Working with Iran is a flawed strategy that would alarm Sunnis and alienate U.S. allies in the Gulf. The United States must be steely-eyed. Iraq is a failed state on the verge of collapse. The Obama administration must be careful not to encourage a break-out by the Kurds. At the same time, it needs a plan if Iraq falls apart and Kurdistan declares independence. The U.S. must anticipate events that would compel its recognition of Iraqi Kurdistan as an independent sovereign state.

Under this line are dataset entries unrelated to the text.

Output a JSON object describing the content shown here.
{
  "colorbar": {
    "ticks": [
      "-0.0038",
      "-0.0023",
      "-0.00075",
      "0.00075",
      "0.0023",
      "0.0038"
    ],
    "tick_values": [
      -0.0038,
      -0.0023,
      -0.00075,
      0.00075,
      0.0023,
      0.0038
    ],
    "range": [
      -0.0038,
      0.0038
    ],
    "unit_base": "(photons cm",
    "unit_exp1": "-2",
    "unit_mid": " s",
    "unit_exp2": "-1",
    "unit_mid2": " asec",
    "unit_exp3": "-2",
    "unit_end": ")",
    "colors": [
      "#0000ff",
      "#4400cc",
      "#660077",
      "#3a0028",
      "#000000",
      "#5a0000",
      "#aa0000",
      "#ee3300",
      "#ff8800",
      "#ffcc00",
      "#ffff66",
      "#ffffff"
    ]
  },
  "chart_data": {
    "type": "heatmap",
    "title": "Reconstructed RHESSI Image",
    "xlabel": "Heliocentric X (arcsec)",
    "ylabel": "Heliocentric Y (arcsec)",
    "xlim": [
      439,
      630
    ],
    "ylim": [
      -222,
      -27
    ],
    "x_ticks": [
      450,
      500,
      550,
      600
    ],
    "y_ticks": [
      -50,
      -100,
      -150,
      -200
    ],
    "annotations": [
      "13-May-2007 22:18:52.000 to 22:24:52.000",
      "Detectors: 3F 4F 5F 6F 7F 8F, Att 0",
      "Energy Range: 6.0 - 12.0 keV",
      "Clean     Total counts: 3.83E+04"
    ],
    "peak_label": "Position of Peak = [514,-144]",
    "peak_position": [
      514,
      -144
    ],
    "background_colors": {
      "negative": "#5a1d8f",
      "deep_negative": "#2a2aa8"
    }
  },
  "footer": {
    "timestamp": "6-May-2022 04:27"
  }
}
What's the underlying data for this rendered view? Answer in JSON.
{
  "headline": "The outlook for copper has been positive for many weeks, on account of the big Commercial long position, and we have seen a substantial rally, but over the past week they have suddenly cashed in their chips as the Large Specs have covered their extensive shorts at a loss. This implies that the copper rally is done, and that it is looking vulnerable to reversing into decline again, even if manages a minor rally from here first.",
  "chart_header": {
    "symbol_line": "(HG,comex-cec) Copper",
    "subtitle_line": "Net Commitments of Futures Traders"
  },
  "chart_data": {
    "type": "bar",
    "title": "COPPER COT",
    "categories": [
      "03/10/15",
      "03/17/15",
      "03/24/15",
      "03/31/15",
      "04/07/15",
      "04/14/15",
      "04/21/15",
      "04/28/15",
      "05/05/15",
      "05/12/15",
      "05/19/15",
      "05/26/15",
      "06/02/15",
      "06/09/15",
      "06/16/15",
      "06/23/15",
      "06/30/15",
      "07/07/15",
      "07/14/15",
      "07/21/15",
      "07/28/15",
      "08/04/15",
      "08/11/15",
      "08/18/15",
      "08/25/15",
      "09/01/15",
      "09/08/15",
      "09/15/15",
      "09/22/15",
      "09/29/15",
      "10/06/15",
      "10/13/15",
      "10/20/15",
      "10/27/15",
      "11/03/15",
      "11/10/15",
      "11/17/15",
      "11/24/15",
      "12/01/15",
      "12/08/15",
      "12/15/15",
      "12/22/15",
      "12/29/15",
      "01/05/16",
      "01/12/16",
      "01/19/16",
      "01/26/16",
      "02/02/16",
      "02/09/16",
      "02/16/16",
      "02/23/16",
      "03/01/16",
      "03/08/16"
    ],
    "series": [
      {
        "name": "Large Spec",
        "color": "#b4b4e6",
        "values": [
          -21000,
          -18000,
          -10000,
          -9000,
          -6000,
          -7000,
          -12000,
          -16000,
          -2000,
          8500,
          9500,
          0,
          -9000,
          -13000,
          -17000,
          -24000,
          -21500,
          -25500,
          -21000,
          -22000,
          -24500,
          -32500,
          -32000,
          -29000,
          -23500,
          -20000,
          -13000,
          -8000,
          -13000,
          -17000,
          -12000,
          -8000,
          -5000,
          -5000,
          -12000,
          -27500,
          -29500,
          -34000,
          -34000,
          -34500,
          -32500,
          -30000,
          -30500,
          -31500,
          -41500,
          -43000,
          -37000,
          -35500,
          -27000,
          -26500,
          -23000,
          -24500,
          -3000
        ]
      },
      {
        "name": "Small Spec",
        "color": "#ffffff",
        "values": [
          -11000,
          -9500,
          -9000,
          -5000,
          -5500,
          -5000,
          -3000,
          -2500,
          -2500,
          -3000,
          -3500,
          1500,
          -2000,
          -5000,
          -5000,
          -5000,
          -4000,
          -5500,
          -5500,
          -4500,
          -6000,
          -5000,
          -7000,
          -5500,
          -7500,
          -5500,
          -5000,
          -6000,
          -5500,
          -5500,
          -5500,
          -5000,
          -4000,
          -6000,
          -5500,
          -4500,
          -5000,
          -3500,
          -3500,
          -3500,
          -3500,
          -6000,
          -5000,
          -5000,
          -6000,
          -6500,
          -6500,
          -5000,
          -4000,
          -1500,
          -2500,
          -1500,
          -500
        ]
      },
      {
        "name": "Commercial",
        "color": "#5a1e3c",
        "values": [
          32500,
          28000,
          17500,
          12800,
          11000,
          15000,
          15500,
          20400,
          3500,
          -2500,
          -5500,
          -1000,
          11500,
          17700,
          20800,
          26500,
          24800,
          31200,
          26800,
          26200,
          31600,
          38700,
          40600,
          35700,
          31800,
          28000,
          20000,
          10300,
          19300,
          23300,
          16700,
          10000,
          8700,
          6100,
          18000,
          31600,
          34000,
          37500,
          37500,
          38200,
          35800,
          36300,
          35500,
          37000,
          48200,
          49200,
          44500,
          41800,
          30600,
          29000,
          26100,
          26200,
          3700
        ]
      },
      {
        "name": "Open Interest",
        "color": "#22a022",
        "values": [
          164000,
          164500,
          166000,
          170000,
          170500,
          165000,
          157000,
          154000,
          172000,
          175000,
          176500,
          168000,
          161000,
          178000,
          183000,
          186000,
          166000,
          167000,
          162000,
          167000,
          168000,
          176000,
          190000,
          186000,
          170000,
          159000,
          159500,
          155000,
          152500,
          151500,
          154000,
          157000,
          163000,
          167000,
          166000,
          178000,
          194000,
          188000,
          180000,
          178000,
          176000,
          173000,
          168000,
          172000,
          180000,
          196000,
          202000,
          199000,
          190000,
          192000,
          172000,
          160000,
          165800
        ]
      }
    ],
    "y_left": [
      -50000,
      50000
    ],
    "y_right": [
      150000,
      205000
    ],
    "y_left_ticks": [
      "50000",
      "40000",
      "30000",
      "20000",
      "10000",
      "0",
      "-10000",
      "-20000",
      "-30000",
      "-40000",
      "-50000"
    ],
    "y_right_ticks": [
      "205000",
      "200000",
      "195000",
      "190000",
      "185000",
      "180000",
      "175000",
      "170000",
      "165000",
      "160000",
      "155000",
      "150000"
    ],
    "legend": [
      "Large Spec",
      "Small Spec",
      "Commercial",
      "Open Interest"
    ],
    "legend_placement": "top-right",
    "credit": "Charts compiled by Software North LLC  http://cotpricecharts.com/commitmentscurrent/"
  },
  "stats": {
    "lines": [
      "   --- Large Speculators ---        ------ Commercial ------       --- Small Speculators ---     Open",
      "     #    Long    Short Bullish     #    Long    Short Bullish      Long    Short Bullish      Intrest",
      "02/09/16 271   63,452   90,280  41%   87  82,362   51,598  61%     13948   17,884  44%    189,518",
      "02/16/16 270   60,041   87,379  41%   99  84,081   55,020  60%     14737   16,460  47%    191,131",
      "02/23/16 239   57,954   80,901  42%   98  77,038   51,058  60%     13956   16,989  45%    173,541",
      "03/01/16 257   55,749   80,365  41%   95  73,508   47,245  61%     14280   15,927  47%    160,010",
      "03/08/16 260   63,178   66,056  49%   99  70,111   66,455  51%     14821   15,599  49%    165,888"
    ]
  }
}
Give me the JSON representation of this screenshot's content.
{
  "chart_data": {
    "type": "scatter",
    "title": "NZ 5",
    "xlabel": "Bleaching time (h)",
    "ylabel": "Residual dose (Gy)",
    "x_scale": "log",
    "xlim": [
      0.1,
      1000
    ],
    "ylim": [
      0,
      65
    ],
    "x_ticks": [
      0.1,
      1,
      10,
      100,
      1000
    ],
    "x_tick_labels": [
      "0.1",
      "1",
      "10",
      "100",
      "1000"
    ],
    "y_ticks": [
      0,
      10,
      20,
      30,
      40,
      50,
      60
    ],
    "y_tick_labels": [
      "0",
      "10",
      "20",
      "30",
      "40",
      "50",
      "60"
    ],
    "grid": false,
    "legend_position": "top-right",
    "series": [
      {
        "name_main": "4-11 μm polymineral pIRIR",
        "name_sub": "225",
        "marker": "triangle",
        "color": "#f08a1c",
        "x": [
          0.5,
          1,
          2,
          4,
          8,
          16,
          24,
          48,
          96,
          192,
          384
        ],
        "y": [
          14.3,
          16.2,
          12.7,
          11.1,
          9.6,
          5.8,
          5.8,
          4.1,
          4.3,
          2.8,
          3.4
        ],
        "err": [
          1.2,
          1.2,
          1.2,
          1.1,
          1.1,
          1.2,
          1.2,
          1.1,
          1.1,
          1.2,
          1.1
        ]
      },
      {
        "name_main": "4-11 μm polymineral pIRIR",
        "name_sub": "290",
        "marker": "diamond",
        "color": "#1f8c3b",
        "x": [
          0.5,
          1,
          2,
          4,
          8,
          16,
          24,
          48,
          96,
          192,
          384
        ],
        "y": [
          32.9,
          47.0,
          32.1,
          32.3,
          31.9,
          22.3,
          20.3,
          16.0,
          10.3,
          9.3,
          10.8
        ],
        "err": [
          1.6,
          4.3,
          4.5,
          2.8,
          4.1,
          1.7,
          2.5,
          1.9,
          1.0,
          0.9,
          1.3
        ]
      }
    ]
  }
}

Iraq has no tradition of reconciliation. Iraqis were at loggerheads for 10 months after national elections in 2010. The impasse over government formation finally ended when Masoud Barzani, president of the Kurdistan Regional Government (KRG), mediated the Erbil Agreement between Iraqi factions. The post of prime minister was set aside for a Shiite; Maliki got the job. Jalal Talabani, a Kurd, stayed on as president and Usama al-Nujaifi, an Arab Sunni, became Speaker of the Parliament. The deal looked good on paper, but power-sharing was never implemented in practice. Maliki went out of his way to antagonize other groups. He arrested Arab Sunni politicians and contested territories in Iraqi Kurdistan, including Khanaqin near oil-rich Kirkuk.